The finals are finished and all the grades are submitted. I’m closing the book on this chapter of my college experience and turning to pages of a summer full of hard work and even harder play.
My brain has been filled to the brim with books of knowledge, but there is one thing completely unrelated to history or literature that I am taking away from this semester.
I have learned to let go of my own life and surrender it to God.
For a long time, my relationship with God was recognizing his magnificence and wanting to walk a Christian life but not being willing to let go of control. I wanted to be in charge of my life because I knew there would be a lot of sacrifices and a lot of uncertainty involved in handing it over to God. But, when we don’t surrender our life to God we are surrendering it to chaos.
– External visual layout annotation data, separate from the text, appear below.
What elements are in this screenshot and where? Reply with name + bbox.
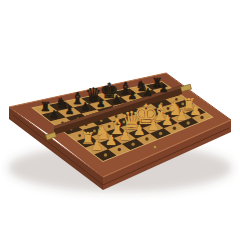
brass-catch [153, 145, 156, 148]
black-pawn-c7: ♟ [81, 100, 91, 113]
travel-chess-set-photo: ♜♞♝♛♚♝♞♜♟♟♟♟♟♟♟♟♜♞♝♛♚♝♞♜♟♟♟♟♟♟♟♟ [0, 0, 240, 240]
peg-hole [118, 148, 121, 151]
white-pawn-b2: ♟ [105, 132, 118, 148]
white-pawn-c2: ♟ [119, 127, 132, 143]
black-pawn-b7: ♟ [65, 104, 75, 117]
white-pawn-e2: ♟ [147, 117, 160, 133]
peg-hole [145, 137, 148, 140]
black-pawn-e7: ♟ [112, 93, 122, 106]
black-pawn-a7: ♟ [49, 108, 59, 121]
black-pawn-d7: ♟ [96, 97, 106, 110]
white-pawn-a2: ♟ [91, 137, 104, 153]
peg-hole [104, 153, 107, 156]
peg-hole [131, 143, 134, 146]
chess-board-scene: ♜♞♝♛♚♝♞♜♟♟♟♟♟♟♟♟♜♞♝♛♚♝♞♜♟♟♟♟♟♟♟♟ [0, 0, 240, 240]
white-pawn-f2: ♟ [161, 112, 174, 128]
black-pawn-g7: ♟ [143, 86, 153, 99]
white-pawn-d2: ♟ [133, 122, 146, 138]
black-pawn-h7: ♟ [159, 82, 169, 95]
white-pawn-g2: ♟ [175, 107, 188, 123]
white-pawn-h2: ♟ [189, 102, 202, 118]
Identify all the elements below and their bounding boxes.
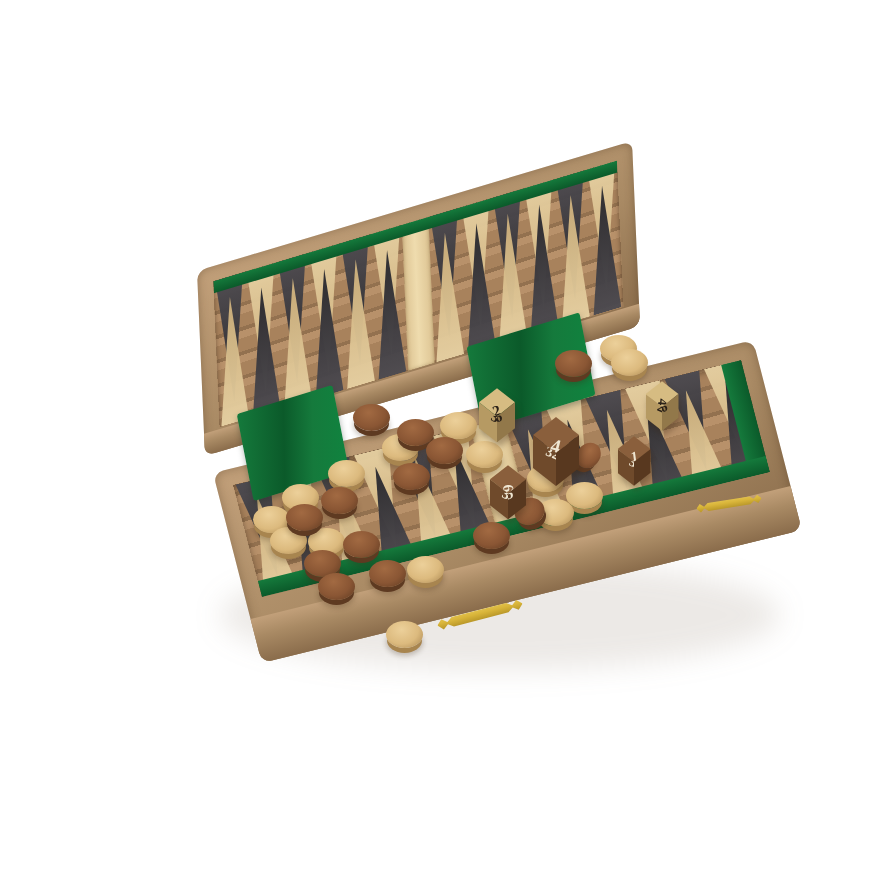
dark-checker-4 bbox=[426, 437, 463, 464]
light-checker-7 bbox=[270, 527, 307, 554]
light-checker-9 bbox=[440, 412, 477, 439]
light-checker-14 bbox=[407, 556, 444, 583]
die-5: 13 bbox=[618, 436, 651, 486]
dark-checker-2 bbox=[555, 350, 592, 377]
light-checker-15 bbox=[386, 621, 423, 648]
dark-checker-3 bbox=[397, 419, 434, 446]
brass-fitting-1 bbox=[435, 592, 526, 636]
die-4: 635 bbox=[490, 465, 526, 519]
doubling-cube-3: 432 bbox=[533, 417, 579, 486]
backgammon-case-photo: 23642643263513 bbox=[0, 0, 879, 879]
die-1: 236 bbox=[479, 388, 515, 442]
light-checker-10 bbox=[466, 441, 503, 468]
felt-strip-1 bbox=[237, 385, 350, 501]
dark-checker-10 bbox=[318, 573, 355, 600]
light-checker-4 bbox=[328, 460, 365, 487]
brass-fitting-2 bbox=[695, 489, 763, 518]
dark-checker-5 bbox=[393, 463, 430, 490]
light-checker-2 bbox=[611, 349, 648, 376]
dark-checker-1 bbox=[353, 404, 390, 431]
loose-pieces-layer: 23642643263513 bbox=[0, 0, 879, 879]
dark-checker-6 bbox=[321, 487, 358, 514]
dark-checker-8 bbox=[343, 531, 380, 558]
dark-checker-7 bbox=[286, 504, 323, 531]
dark-checker-14 bbox=[473, 522, 510, 549]
dark-checker-11 bbox=[369, 560, 406, 587]
die-2: 426 bbox=[646, 381, 679, 431]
There was a day a couple of months ago that I was coming home from studying. I was getting out of my car to go up to my apartment. I had stopped by Walmart on my way back to buy toilet paper and a few other essentials. I live on the third floor of my apartment complex, so every time I have things to take inside it is a mission to carry everything at once so that I don’t have to make another trip. That day was no different. I grabbed my purse, my laptop and my tea. I looked at the toilet paper and other Walmart bags sitting in the back seat. I thought to myself, “I really shouldn’t try to carry this much stuff.” Just then a gust of wind blew chills all over my skin. Not wanting to make the trek back down the stairs and back up to the apartment in the cold I added the toilet paper and the Walmart bags. Looking like a juggling act gone wrong items began slipping from my hands. The tea was first to go, and in reaction, the toilet paper and Walmart bags dropped from the other hand, so that I could catch the tea. One moment I thought I had control of everything and the next, it was all slipping.
It thought that it would be easier to be stubborn and carry everything at once. I wouldn’t have to be in the cold as long, I wouldn’t have to climb the stairs again, it wouldn’t take as much time and I could crash onto my bed sooner. There were so many advantages to just trying to figure out how to juggle it all. But, that’s not what happened. I spilled tea all over myself and most of what I was carrying (thank goodness not on my laptop). I dropped most of what I was carrying, had to clean it all up and ended up making two trips regardless. What a metaphor for what my walk with God had been (or hadn’t been). I thought that carrying everything on my own and doing it my way was the best way to do it, but all along I should have been aligning myself with God’s plan. When I finally decided to lay my life down for Jesus, it was remarkable the changes that came over me and my life. Chaos became clarity, uncertainty became peace and tangled threads became a purpose. I could write a whole article alone glorifying God for the ways he has moved in my life and showed up since I put my faith in him (I will, soon).
I give myself two reminders daily:
“Most assuredly, I say to you, unless a grain of wheat falls into the ground and dies, it remains alone; but if it dies, it produces much grain.”
--John 12:24
“When God’s in it… it flows. When the flesh is in it…it’s forced. If He’s in it it’s remarkable how approval will be granted, how a growing interest will percolate, and how the timing will fall right into place. It will come together almost in spite of you.”